New revelations reinforce concerns that Trump’s political motives are a higher priority than Americans’ health

The New York Times reported Thursday that a US Centers for Disease Control and Prevention recommendation narrowing the scope of who should get tested for coronavirus was not written by CDC scientists, but “dropped” into the CDC’s public-facing website by the Department of Health and Human Services.
The Washington Post recently revealed that this past spring, the US Postal Service and HHS were working on a plan to send masks to heavily infected areas and eventually nationwide. But the idea was reportedly nixed by the White House out of concern receiving masks could cause panic.
And on Friday, President Donald Trump told reporters that there will be enough coronavirus vaccines for all Americans by April, once again contradicting estimates made by medical experts within his own administration. But thus far, despite Trump’s optimistic outlook, no vaccine currently in trials has been approved by the US Food and Drug Administration.
The new reports suggest Trump’s comments to journalist Bob Woodward in the early stages of the pandemic in the US trickled down to the different agencies responsible to the federal government’s coronavirus response — that despite knowing the coronavirus was “deadly stuff,” Trump “wanted to always play it down.”

Whether it was purposeful or not, in both stories, agencies appeared to opt for more Trump-friendly strategies downplaying the urgency of the pandemic.

According to the Times, the CDC’s guidelines dropped in by HHS were published despite the objections of CDC scientists. And when they were made public, HHS did not subject the language to the CDC’s rigorous scientific review process. A federal official close to the process similarly told CNN last month the new directive came from the top down. A source also told CNN on Friday that the guidance was sent to the CDC by HHS.
CNN previously reported that the change was made on August 24, updating its recommendation for coronavirus testing “for all close contacts of persons with SARS-CoV-2 infection” to stating that some people without symptoms may not need to be tested, even if they’ve been in close contact with someone known to have coronavirus.
The change came after Trump said earlier in the summer that testing was a “double-edged sword” because, he argued, it showed more positive cases.

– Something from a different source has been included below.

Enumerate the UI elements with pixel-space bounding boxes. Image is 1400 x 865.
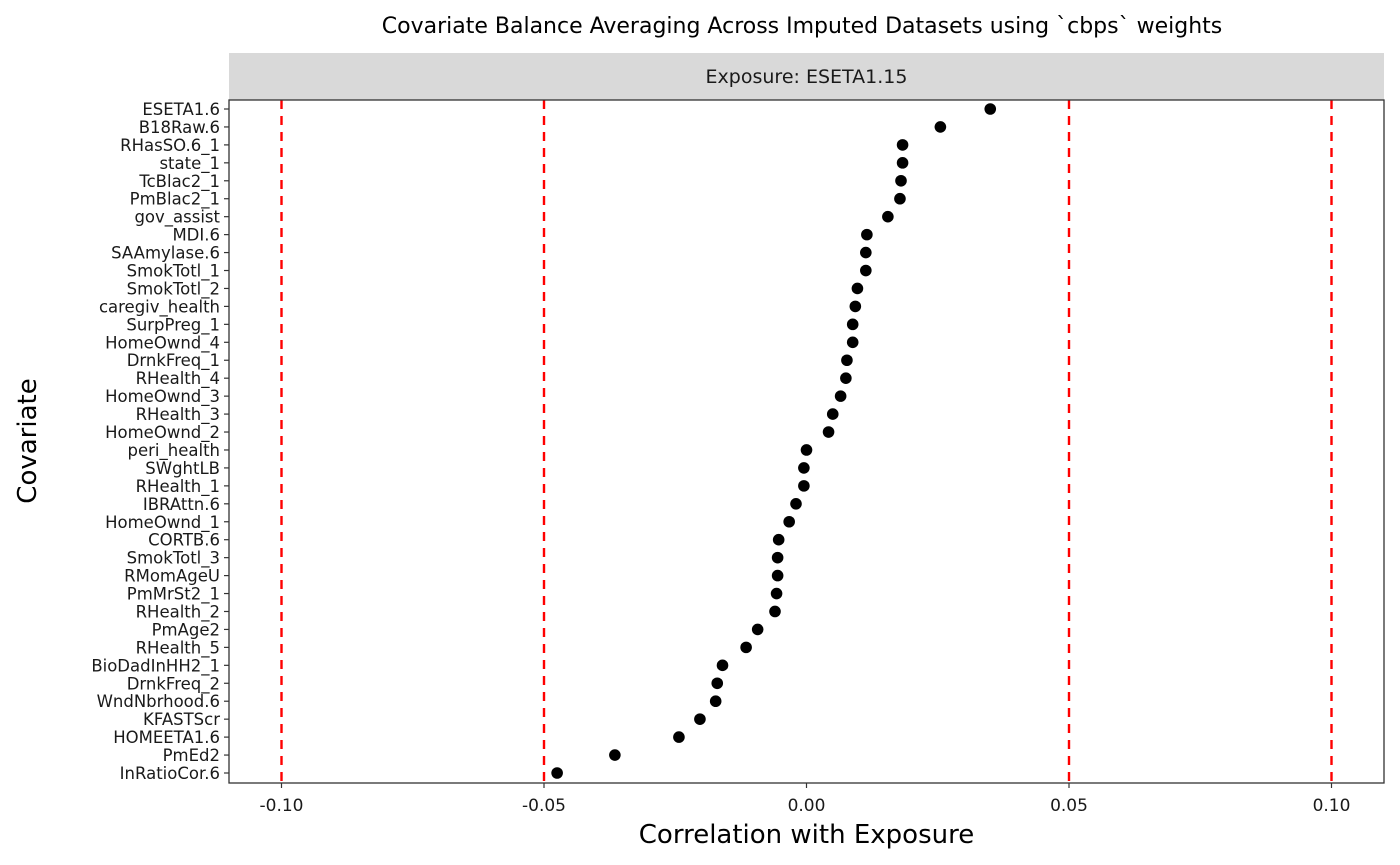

The President also said he wasn’t kidding when he told rallygoers he had asked staff to slow down testing. But federal health officials have maintained that they have not been told to slow down coronavirus testing.

On Friday, the CDC updated the testing guidance once again, rolling back HHS’ changes.

The updated guidance once again stresses that anyone who has been in contact with an infected person should be tested for coronavirus.

The USPS and HHS, according to the Post, had a plan this spring to begin distributing face masks nationwide by first targeting shipments to the hardest hit areas of the country.

The plan had gone so far that the USPS had drafted a press release for the distribution plan.

But the White House scrapped the plan, instead opting for an HHS program, Project America Strong, to distribute “reusable cotton face masks to critical infrastructure sectors, companies, healthcare facilities, and faith-based and community organizations across the country.”

One administration official told the Post: “There was concern from some in the White House Domestic Policy Council and the office of the vice president that households receiving masks might create concern or panic.”

Speaking to reporters on Friday, the President said he didn’t know why the USPS’ plan to distribute face masks was canceled.

“If those masks had gone out, and you look at the calculations, you model this on other countries, you see what has happened, and it seems like maybe 80% of the people who died could have been saved,” Dr. Sanjay Gupta, CNN’s chief medical correspondent, told “New Day” in response to the Post’s report.

There was evidence by April, when the USPS had prepared for the mask distribution, that coronavirus could spread between asymptomatic individuals. That month, the administration recommended Americans wear cloth facial coverings.

Trump said at the time that the recommendations, which came after a week of heated deliberations inside the White House, were voluntary and that he would not partake.
The President has since worn a mask infrequently in public and, most recently, questioned their effectiveness.

CNN’s Nikki Carvajal contributed to this report.

This story has been updated to reflect new reporting.